Wielkimi krokami zbliża się eskalacja konfliktu handlowego między USA a Chinami. W najbliższych dniach Donald Trump prawdopodobnie ogłosi decyzję o nałożeniu karnych ceł na kolejną grupę dóbr importowanych zza Muru. W tej rundzie wymiany "uprzejmości" na amerykańskiej liście znalazły się towary, których wartość importu z Państwa Środka sięga aż 200 mld dol., czyli ok. 40 proc. całkowitego importu z tego kraju. Prezydent USA już zapowiedział, że jest gotowy podwyższyć cła na wszystkie dobra sprowadzane z Chin - taryfy na 267 mld dol. importu mają być już nawet gotowe i możliwe szybko do wprowadzenia.


Zwykli Amerykanie zapłacą za wojnę z Chinami
Amerykanie nie zdążyli jeszcze przesadnie odczuć efektów poprzednich ceł - nałożonych na panele słoneczne i pralki oraz stal i aluminium sprowadzane z zagranicy (z wyłączeniem niektórych krajów), a także 50 mld dol. importu z Chin - ale wkrótce się to zmieni. Taryfy, które weszły już w życie, objęły przede wszystkim relatywnie niewielką (10 proc. importu z Chin) grupę komponentów, półproduktów i ogólnie dóbr nieprzeznaczonych do bezpośredniej, codziennej konsumpcji, które można stosunkowo łatwo zastąpić produkcją krajową albo zagraniczną, ale spoza Państwa Środka.
Podwyżkę cen odczuł głównie amerykański biznes, korzystający z materiałów zza Muru.
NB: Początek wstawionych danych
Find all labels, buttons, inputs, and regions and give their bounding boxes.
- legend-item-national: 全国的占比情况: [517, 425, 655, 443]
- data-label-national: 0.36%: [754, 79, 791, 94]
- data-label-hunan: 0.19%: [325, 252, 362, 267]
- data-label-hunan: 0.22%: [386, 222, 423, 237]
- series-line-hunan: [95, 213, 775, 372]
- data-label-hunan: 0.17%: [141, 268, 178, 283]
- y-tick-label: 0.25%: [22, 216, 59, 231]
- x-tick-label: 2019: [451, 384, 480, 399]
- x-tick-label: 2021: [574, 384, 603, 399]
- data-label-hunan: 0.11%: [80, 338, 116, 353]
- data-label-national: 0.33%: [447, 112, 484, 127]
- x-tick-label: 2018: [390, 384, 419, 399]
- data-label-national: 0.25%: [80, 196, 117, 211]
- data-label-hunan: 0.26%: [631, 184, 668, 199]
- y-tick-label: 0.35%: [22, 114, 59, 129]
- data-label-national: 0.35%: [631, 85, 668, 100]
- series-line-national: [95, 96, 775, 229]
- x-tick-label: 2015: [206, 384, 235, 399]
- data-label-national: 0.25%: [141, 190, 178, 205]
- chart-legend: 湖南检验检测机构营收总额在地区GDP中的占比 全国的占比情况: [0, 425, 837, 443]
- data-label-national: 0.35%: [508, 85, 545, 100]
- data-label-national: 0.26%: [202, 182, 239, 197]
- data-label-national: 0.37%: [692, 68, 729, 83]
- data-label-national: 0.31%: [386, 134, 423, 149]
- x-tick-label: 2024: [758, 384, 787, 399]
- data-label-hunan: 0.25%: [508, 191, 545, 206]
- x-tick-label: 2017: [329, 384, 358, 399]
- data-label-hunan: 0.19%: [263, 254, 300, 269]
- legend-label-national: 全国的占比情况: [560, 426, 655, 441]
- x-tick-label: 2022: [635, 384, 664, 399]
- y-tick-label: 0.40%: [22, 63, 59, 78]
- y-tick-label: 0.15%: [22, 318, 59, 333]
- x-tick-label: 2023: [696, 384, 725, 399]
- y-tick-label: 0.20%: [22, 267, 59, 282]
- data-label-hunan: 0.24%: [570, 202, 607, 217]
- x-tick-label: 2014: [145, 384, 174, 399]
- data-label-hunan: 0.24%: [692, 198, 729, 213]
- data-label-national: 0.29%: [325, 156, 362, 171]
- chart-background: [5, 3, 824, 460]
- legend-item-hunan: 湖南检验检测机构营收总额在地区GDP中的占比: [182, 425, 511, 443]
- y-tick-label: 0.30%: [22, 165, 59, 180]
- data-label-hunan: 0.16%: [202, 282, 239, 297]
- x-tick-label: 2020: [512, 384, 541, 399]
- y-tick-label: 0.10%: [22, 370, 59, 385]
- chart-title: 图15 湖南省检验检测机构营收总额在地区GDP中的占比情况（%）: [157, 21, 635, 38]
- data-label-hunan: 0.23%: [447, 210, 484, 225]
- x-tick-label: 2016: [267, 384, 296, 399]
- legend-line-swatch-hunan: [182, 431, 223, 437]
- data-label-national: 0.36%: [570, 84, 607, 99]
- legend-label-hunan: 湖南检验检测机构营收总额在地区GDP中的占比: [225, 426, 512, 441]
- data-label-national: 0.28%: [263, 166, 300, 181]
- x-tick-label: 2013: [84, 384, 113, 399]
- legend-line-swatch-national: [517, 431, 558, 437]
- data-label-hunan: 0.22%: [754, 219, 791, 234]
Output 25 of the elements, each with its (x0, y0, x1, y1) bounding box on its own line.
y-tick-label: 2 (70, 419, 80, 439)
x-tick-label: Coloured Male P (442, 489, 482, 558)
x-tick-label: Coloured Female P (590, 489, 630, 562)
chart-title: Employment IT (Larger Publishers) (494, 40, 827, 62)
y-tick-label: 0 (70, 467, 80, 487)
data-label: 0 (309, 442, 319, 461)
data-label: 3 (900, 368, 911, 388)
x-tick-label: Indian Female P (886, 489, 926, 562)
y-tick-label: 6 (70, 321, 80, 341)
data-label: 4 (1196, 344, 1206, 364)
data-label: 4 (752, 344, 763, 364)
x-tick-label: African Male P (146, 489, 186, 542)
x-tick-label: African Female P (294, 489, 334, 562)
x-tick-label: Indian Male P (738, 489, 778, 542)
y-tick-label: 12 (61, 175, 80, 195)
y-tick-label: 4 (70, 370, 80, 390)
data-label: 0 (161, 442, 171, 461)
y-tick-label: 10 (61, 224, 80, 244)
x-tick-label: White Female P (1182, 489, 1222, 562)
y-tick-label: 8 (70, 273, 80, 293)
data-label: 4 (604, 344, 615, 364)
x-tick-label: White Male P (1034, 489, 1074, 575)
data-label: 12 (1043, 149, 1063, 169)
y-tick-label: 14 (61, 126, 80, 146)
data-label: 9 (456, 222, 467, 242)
Ulgę przyniosła im za to obniżka podatków, podobnie jak cła, zaproponowana i wprowadzona w życie dzięki administracji 45. prezydenta. Niższe podatki umożliwiły przedsiębiorcom wzięcie większej części kosztów nowych ceł na siebie, bez konieczności przerzucenia ich w dominującej części na klientów. Całościowo więc firmy nie mają specjalnych powodów do narzekań na Donalda Trumpa, choć oczywiście niektóre sektory są poszkodowane bardziej niż inne.
O ile dotychczas Biały Dom starał się, by kosztów konfliktu z Chinami nie odczuli w portfelach zwykli Amerykanie (wyborcy), to pole manewru szybko się skurczyło i na celowniku Waszyngtonu musiały się prędzej czy później znaleźć smartfony, komputery, ubrania czy zabawki. Dobra konsumpcyjne stanowią aż 70 proc. z 267 mld dol. importu, na które mają zostać nałożone nowe cła.
Część kosztów ponownie wezmą na siebie przedsiębiorcy po obu stronach Pacyfiku, obniżając marże, ale tym razem podwyżka cen dla konsumentów jest nieunikniona - taryfy obejmą zbyt szeroką gamę produktów, których nie można łatwo i szybko zastąpić dostawami z innych kierunków.
Trump wystawia Fedowi piłkę do zbicia, oberwą Chińczycy
Wzrost cen może mieć jednak paradoksalnie dobre strony, szczególnie patrząc w długim terminie. Wyższa inflacja będzie motywowała amerykańską Rezerwę Federalną do utrzymania lub nawet przyspieszenia, jeśli sytuacja gospodarcza za Oceanem pozostanie dobra (choć nie tak wyjątkowa dobra, jak twierdzi Trump), tempa podwyżek stóp procentowych.
Jeżeli celem 45. prezydenta Stanów Zjednoczonych naprawdę jest powstrzymanie globalnej ekspansji chińskiego smoka, to dolar jest jego najsilniejszą bronią, a rynek finansowy piętą achillesową Pekinu.
Przeczytaj także
Przede wszystkim wyższe oprocentowanie aktywów dolarowych wysysa kapitał z całego świata. Miliony Chińczyków już teraz marzy, by ulokować oszczędności życia poza zasięgiem komunistycznych władz, a jeżeli będą mogli na tym jeszcze lepiej zarobić, ich motywacja do wyprowadzenia środków zza Muru dodatkowo wzrośnie. Jak groźny dla chińskiej gospodarki jest gwałtowny odpływ kapitału, pokazały już wydarzenia sprzed 3 lat, a to tylko przedsmak tego, co może się dziać, jeżeli juan dalej będzie się szybko osłabiał.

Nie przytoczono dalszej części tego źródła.